Wyświetl Pojedyńczy Post
Stary 12-02-2013, 10:33   #151
Tom Atos
 
Tom Atos's Avatar
 
Reputacja: 1 Tom Atos ma wspaniałą reputacjęTom Atos ma wspaniałą reputacjęTom Atos ma wspaniałą reputacjęTom Atos ma wspaniałą reputacjęTom Atos ma wspaniałą reputacjęTom Atos ma wspaniałą reputacjęTom Atos ma wspaniałą reputacjęTom Atos ma wspaniałą reputacjęTom Atos ma wspaniałą reputacjęTom Atos ma wspaniałą reputacjęTom Atos ma wspaniałą reputację
W profesji wozaka, o ile oczywiście uprawiało się ją dostatecznie długo i nabrało doświadczenia, poznawało się różne metody okiełznywania koni. Właściwie sposobów było tyle co wozaków. Jednak z grubsza były one do siebie podobne.

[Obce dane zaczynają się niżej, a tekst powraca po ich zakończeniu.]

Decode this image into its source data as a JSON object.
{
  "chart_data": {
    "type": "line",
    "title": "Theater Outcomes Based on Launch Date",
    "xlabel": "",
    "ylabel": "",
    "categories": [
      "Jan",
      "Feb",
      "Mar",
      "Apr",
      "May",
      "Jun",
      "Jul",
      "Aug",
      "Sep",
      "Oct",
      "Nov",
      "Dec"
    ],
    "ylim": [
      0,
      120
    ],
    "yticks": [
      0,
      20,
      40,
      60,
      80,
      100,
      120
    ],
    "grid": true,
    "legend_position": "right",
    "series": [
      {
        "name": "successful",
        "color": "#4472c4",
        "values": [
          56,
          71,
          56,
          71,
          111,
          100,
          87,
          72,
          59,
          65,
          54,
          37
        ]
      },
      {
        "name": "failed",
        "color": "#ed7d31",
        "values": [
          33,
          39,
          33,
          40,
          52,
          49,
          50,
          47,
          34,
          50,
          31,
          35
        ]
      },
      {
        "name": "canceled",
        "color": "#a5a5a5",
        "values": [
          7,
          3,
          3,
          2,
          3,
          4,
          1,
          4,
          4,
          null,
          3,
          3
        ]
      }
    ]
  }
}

Erich zastosował kilka, bo na tyle miał czasu. Jednak Martuś nadal szalał. Z resztą co się dziwić biednemu konikowi. Nawet Gomrund widząc watahę wilków z lekka spanikował.

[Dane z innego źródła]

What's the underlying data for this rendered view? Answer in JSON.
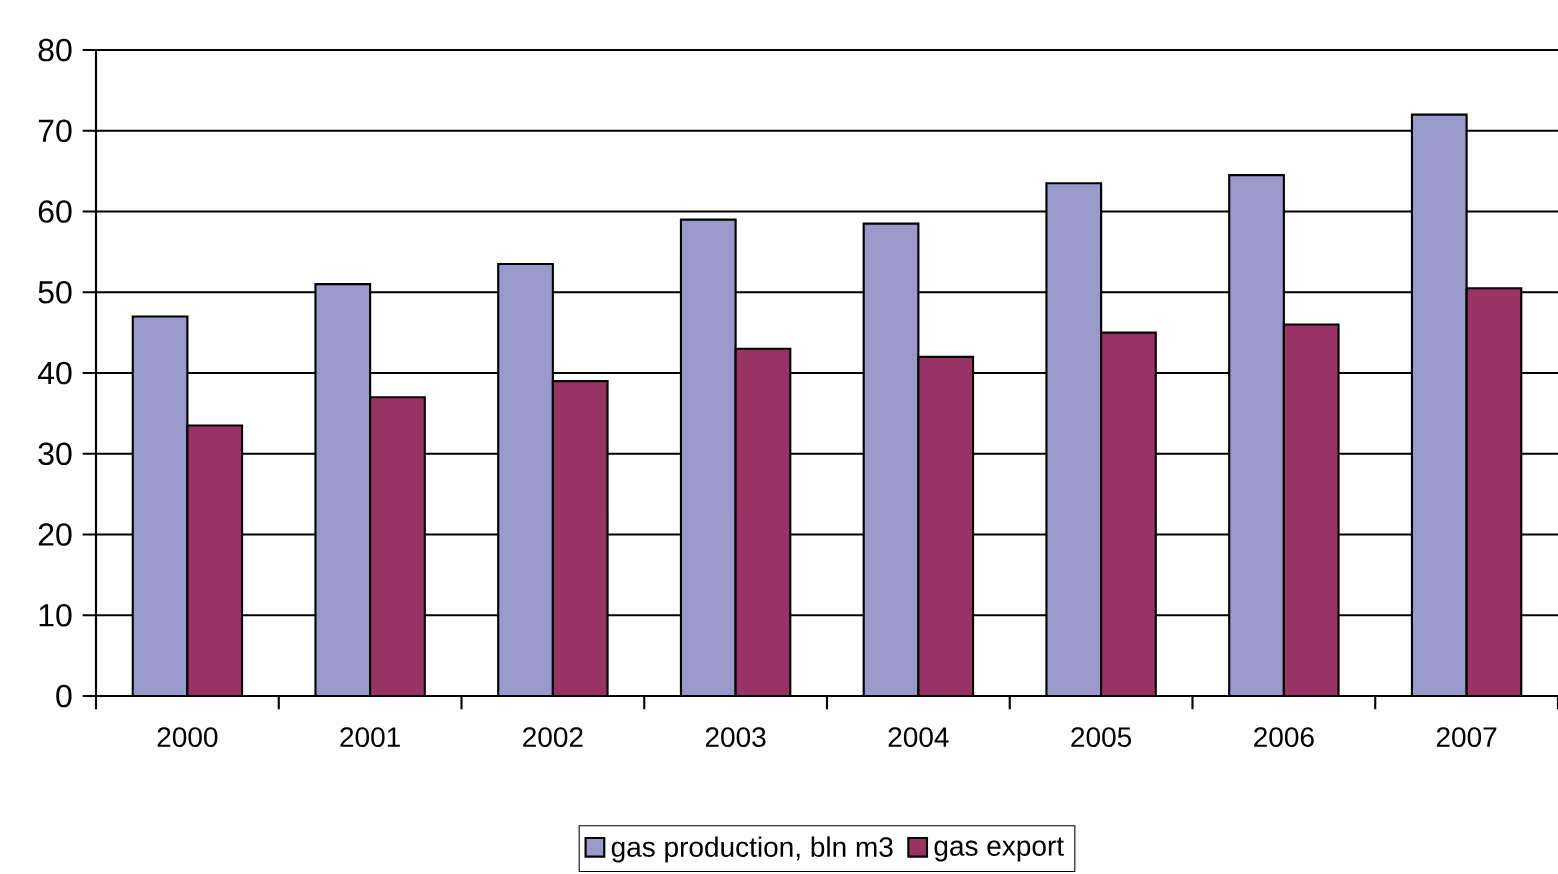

Oldenbach musiał podjąć decyzję, a z każdą chwilą wilcze łapy zbliżały do nich paszczęki pełne zębisk. Erich w pewnym momencie uznał, że nie da rady uspokoić Martusia, a tylko wtedy byłby w stanie wprowadzić go do stajni. Po za tym nie miał żadnej pewności, że w środku koń znów nie spanikuje, a perspektywa walki z wilkami z przodu, gdy za plecami ma się wierzgające końskie kopyta była średnio atrakcyjna.

Podjął decyzję wyszarpując kuftsosowy miecz z pochwy. Na wyprzęganie nie miał czasu i możliwości, gdy koń się rzucał. Po prostu ciął popręgi. Nie kierował się przy tym wyrachowaniem, by uwolniony Martuś odciągnął bestie. Miał nadzieję, że koń szczęśliwie ucieknie.

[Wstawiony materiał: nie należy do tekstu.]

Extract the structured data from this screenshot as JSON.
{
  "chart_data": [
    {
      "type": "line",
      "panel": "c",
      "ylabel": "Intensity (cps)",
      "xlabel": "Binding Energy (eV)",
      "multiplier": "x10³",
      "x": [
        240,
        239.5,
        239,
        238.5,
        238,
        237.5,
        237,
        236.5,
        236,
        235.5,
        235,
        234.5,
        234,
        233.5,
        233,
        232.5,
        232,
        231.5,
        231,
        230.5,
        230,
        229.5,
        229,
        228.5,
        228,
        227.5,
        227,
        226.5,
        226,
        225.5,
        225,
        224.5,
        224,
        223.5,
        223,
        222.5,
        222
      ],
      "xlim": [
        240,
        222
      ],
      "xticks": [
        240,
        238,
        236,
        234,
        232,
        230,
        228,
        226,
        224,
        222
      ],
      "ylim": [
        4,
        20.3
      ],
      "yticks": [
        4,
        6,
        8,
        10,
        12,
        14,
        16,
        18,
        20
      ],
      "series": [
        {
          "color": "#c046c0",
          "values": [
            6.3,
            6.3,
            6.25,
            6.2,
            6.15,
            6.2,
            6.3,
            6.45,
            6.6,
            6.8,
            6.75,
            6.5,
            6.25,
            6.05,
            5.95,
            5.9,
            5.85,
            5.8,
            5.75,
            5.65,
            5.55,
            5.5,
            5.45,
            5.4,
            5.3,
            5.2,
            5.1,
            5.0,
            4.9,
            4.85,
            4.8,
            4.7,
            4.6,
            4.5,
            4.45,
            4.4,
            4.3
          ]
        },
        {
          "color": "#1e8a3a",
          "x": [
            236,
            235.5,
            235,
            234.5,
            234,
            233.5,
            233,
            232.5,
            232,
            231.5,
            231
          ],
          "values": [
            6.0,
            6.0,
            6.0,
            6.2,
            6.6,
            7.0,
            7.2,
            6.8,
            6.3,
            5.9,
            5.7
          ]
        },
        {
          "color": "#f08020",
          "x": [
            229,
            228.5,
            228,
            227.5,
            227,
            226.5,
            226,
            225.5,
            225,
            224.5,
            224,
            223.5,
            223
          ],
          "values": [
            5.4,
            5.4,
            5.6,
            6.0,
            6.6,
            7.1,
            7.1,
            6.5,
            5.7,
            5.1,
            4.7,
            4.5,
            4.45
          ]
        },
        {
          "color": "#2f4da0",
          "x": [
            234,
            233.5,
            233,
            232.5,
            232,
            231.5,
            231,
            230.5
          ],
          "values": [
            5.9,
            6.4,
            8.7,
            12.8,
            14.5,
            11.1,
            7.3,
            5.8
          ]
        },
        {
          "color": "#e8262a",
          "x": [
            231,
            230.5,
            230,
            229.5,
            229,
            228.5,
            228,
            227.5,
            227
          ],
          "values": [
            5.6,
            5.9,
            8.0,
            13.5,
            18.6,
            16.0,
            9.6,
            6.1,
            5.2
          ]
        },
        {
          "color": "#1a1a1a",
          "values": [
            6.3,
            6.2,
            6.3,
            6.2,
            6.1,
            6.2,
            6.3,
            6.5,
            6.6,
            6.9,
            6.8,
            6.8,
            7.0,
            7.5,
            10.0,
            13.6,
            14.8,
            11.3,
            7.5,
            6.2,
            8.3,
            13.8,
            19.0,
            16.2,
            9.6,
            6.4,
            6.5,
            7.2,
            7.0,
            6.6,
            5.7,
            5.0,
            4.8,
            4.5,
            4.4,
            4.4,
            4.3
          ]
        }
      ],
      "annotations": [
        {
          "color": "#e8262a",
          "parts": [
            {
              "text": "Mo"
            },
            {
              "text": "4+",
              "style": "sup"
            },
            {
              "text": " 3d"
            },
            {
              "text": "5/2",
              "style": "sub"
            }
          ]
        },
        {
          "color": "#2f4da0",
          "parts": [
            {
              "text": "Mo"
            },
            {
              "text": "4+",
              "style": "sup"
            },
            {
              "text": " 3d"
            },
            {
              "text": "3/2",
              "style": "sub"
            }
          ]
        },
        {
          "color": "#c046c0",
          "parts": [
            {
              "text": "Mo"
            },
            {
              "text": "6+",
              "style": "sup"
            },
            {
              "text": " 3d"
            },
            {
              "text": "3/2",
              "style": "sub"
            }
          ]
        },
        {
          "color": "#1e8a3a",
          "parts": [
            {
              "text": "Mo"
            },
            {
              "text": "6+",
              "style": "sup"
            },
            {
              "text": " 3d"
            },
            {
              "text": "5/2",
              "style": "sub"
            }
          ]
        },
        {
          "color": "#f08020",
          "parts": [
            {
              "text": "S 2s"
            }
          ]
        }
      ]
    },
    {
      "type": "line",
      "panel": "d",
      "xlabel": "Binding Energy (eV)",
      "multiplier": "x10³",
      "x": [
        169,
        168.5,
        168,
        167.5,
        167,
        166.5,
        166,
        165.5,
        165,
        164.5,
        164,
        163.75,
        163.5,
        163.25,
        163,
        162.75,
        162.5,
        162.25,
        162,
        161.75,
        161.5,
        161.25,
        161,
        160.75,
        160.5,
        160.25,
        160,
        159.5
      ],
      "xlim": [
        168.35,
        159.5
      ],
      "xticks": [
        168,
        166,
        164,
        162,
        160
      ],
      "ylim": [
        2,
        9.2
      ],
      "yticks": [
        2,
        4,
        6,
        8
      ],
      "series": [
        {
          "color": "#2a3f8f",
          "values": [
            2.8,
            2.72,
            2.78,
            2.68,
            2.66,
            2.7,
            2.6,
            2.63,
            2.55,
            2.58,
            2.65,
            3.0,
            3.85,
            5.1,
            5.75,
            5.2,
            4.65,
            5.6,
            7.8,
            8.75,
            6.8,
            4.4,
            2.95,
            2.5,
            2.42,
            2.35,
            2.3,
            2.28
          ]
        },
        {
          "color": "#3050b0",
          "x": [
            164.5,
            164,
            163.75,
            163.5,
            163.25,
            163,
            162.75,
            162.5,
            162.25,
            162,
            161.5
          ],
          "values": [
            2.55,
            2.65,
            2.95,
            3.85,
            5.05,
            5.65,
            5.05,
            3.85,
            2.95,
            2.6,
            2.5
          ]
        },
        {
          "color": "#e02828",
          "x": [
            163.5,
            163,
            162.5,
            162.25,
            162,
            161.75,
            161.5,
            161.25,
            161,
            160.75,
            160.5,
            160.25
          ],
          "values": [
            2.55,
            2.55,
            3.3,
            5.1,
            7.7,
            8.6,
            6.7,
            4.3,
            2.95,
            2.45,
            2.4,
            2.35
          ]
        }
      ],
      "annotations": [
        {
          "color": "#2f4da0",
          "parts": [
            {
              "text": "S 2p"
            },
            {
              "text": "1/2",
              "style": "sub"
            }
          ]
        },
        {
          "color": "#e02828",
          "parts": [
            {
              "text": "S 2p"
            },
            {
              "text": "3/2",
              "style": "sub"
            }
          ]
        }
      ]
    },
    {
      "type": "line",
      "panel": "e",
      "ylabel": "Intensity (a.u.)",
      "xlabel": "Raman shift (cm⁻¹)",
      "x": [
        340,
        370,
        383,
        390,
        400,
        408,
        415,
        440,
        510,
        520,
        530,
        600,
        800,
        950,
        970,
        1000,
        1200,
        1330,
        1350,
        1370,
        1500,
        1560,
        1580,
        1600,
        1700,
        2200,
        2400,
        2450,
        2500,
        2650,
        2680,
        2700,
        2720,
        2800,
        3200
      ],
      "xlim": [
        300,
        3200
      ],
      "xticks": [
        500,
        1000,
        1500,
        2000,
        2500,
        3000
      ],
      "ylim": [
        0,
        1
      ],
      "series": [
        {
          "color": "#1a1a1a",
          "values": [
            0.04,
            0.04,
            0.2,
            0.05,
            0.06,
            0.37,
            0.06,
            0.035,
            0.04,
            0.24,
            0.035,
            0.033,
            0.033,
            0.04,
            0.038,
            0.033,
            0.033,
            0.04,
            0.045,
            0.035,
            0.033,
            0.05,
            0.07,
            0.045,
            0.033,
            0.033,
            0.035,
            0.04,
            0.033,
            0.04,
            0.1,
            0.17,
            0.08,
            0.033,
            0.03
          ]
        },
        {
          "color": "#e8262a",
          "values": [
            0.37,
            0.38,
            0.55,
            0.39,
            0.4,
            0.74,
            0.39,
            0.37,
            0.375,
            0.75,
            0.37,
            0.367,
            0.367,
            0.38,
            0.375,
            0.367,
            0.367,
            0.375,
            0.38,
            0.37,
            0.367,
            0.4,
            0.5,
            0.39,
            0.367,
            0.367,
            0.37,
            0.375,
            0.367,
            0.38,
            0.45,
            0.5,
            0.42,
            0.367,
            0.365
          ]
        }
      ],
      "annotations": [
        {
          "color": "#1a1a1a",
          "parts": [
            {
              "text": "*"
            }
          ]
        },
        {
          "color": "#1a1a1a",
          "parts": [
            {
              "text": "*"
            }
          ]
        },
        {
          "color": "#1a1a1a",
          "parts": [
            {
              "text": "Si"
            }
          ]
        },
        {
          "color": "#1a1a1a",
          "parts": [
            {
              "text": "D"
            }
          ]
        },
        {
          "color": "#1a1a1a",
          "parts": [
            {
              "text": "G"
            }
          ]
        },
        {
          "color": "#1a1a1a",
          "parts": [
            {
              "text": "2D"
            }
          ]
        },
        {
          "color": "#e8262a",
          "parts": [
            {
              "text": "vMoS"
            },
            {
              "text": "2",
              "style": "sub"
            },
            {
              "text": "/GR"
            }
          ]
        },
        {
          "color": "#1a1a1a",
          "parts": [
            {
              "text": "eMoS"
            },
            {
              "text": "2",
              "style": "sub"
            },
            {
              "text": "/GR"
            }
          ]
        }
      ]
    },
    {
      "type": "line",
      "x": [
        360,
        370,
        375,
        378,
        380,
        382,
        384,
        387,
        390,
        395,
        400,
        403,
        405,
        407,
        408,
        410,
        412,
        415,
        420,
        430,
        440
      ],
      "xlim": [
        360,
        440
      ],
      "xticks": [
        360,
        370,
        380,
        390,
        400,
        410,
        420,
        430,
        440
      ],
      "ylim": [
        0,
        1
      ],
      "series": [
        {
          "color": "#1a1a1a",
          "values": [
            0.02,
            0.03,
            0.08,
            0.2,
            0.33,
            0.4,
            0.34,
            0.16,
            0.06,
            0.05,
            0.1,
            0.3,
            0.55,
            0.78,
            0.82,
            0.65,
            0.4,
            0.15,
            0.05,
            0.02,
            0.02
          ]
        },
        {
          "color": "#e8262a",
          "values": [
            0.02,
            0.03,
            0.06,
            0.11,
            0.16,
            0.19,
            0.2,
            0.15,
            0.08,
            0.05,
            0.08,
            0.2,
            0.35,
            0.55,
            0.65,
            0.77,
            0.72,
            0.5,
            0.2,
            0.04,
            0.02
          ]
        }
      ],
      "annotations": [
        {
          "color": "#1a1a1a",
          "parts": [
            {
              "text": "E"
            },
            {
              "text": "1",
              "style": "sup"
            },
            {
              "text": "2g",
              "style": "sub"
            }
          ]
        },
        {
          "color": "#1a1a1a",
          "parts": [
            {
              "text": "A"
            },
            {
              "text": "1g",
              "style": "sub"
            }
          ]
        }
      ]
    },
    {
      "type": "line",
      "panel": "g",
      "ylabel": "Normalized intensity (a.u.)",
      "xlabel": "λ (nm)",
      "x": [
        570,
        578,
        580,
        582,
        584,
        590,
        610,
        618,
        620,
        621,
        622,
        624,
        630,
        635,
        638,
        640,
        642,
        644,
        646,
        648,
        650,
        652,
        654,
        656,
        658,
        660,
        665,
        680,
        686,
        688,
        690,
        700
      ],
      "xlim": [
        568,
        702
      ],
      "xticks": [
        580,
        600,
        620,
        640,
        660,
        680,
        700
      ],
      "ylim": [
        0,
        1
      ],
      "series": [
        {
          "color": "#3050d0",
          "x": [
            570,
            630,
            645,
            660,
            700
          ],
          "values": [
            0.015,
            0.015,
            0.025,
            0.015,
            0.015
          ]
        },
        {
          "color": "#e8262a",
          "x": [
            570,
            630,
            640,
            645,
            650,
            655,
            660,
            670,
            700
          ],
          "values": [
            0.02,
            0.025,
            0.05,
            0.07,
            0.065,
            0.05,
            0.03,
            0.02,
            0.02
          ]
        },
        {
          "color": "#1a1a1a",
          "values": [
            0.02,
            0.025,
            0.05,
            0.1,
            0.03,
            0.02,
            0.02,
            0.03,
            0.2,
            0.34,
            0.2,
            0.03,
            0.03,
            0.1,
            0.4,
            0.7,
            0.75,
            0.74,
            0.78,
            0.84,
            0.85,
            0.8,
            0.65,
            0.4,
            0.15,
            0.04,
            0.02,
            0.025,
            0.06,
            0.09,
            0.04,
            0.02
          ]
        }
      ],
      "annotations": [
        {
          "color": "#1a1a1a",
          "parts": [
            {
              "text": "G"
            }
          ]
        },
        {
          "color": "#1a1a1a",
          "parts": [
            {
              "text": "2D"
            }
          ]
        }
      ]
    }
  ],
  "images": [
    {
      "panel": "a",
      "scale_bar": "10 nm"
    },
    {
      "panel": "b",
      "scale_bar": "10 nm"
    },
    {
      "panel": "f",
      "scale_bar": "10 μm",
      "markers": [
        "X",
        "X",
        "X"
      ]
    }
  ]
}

Potem zamierzał wycofać się do stajni i tam bronić. W piątkę powinni poradzić sobie z watahą, o ile nie nadciągną goblinie posiłki. Niestety pozbawieni byli transportu. Schronienie się w wieży wyglądało na jedyną opcję, jaka im pozostała. Jednak potrzebowali czasu na ostateczne sforsowanie zamka. Uzyskać go mogli jedynie odpierając atak wilków i to szybko, bo Erich nie miał złudzeń, że gobliny z kopalni wkrótce nadciągną.